À l’initiative du Centre de la francophonie des Amériques (Centre) et de la Fédération jeunesse canadienne-française (FJCF) avec le soutien du Secrétariat aux affaires canadiennes et LOJIQ (Les Offices jeunesse internationaux du Québec), la rencontre servait à permettre à des jeunes faisant partie de la FJCF de rencontrer des homologues du Québec. Ils étaient en quelque sorte des sherpas en vue de la rencontre de juin, qui réunira à Québec 300 leadeurs issus des francophonies canadiennes et québécoise.

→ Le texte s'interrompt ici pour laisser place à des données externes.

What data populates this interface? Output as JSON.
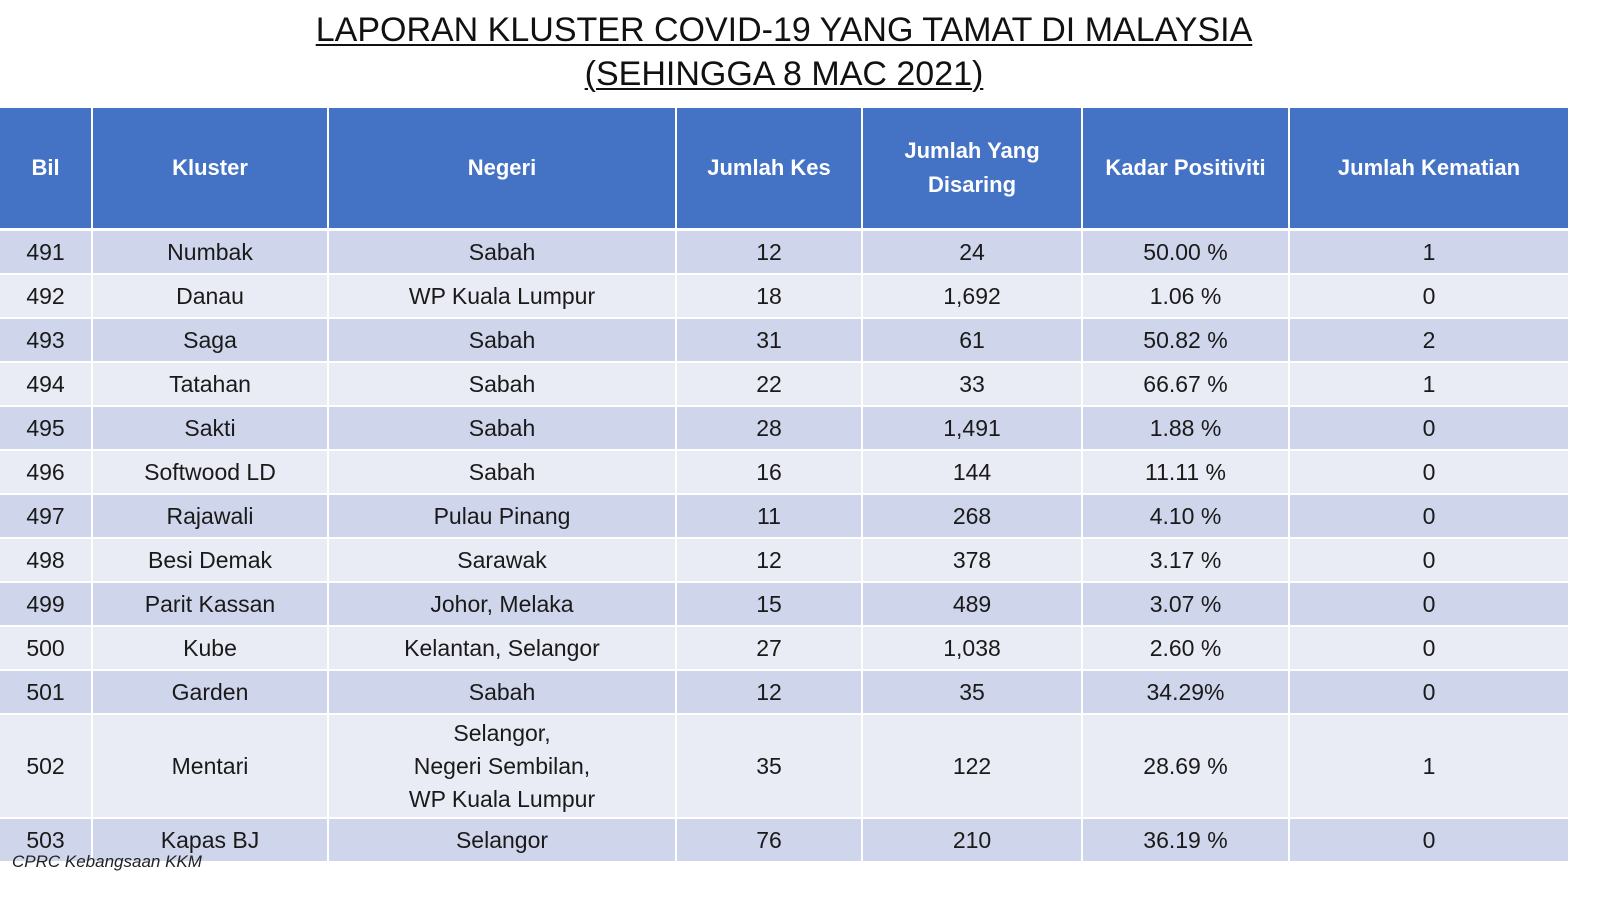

Pour la fin de semaine, ces jeunes représentaient chacun un organisme membre de la FJCF, alors que le Centre qui avait sélectionné les participants québécois.

Francophonie

Initiative de journalisme local — APF (Ouest) — Fin janvier, pour la première fois lors de son discours annuel, le maire de la ville de Prince Albert a placé la francophonie dans la liste de ses priorités. En présence d’un grand nombre de concitoyens, l’école Valois et le tourisme francophone ont pris le devant de la scène.

En mars 2019, la ville avait déjà rejoint le Réseau des villes francophones et francophiles d’Amérique (RVFFA), faisant de Prince Albert la première municipalité de la Saskatchewan à en devenir membre. Il faut dire que la Société canadienne-française de Prince Albert (SCFPA) avait entamé des démarches de longue haleine auprès du maire Greg Dionne et de ses conseillers.

«Le maire a fièrement annoncé que la francophonie faisait partie de la planification du développement urbain», rapporte Josée Bourgoin, députée communautaire pour la région de Prince Albert, présente lors du discours du maire.

Acadie

LA VOIX ACADIENNE (Ile-du-Prince-Édouard) – En novembre dernier, Jean Lavergne, installé depuis deux ans et demi à Summerside, prévoyait de lancer sa plateforme d’information et de création web de langue française au début de l’année 2020, année qui, en l’occurrence, marque le 300e anniversaire de l’arrivée et l’établissement permanent des premiers colons acadiens et français à l’ile Saint-Jean. À la recherche d’un projet fondateur et utile, il a joint Georges Arsenault pour lui proposer une formule.

Le résultat est que depuis trois semaines, à raison d’une vignette par semaine, Georges Arsenault raconte les faits saillants de l’histoire de la colonie de l’ile Saint-Jean, une série qui comptera 12 épisodes.

Ouest canadien

INITIATIVE DE JOURNALISME LOCAL – APF (Saskatchewan) – Le 28 janvier, la conférence Les langues fransaskoises : une analyse sociolinguistique s’est tenue à l’Université de la Saskatchewan à Saskatoon. Le linguiste Jeffrey Klassen, qui souhaite étudier de près les variétés de la langue française dans la province, est venu à la rencontre des Fransaskois qui joueront un rôle important dans ses travaux.

Une quinzaine de personnes étaient présentes lors de la conférence, qui était aussi transmise via vidéo à la Cité francophone de Regina. En se basant sur des données historiques, démographiques et sociolinguistiques, Jeffrey Klassen a présenté les premiers éléments de sa recherche en construction.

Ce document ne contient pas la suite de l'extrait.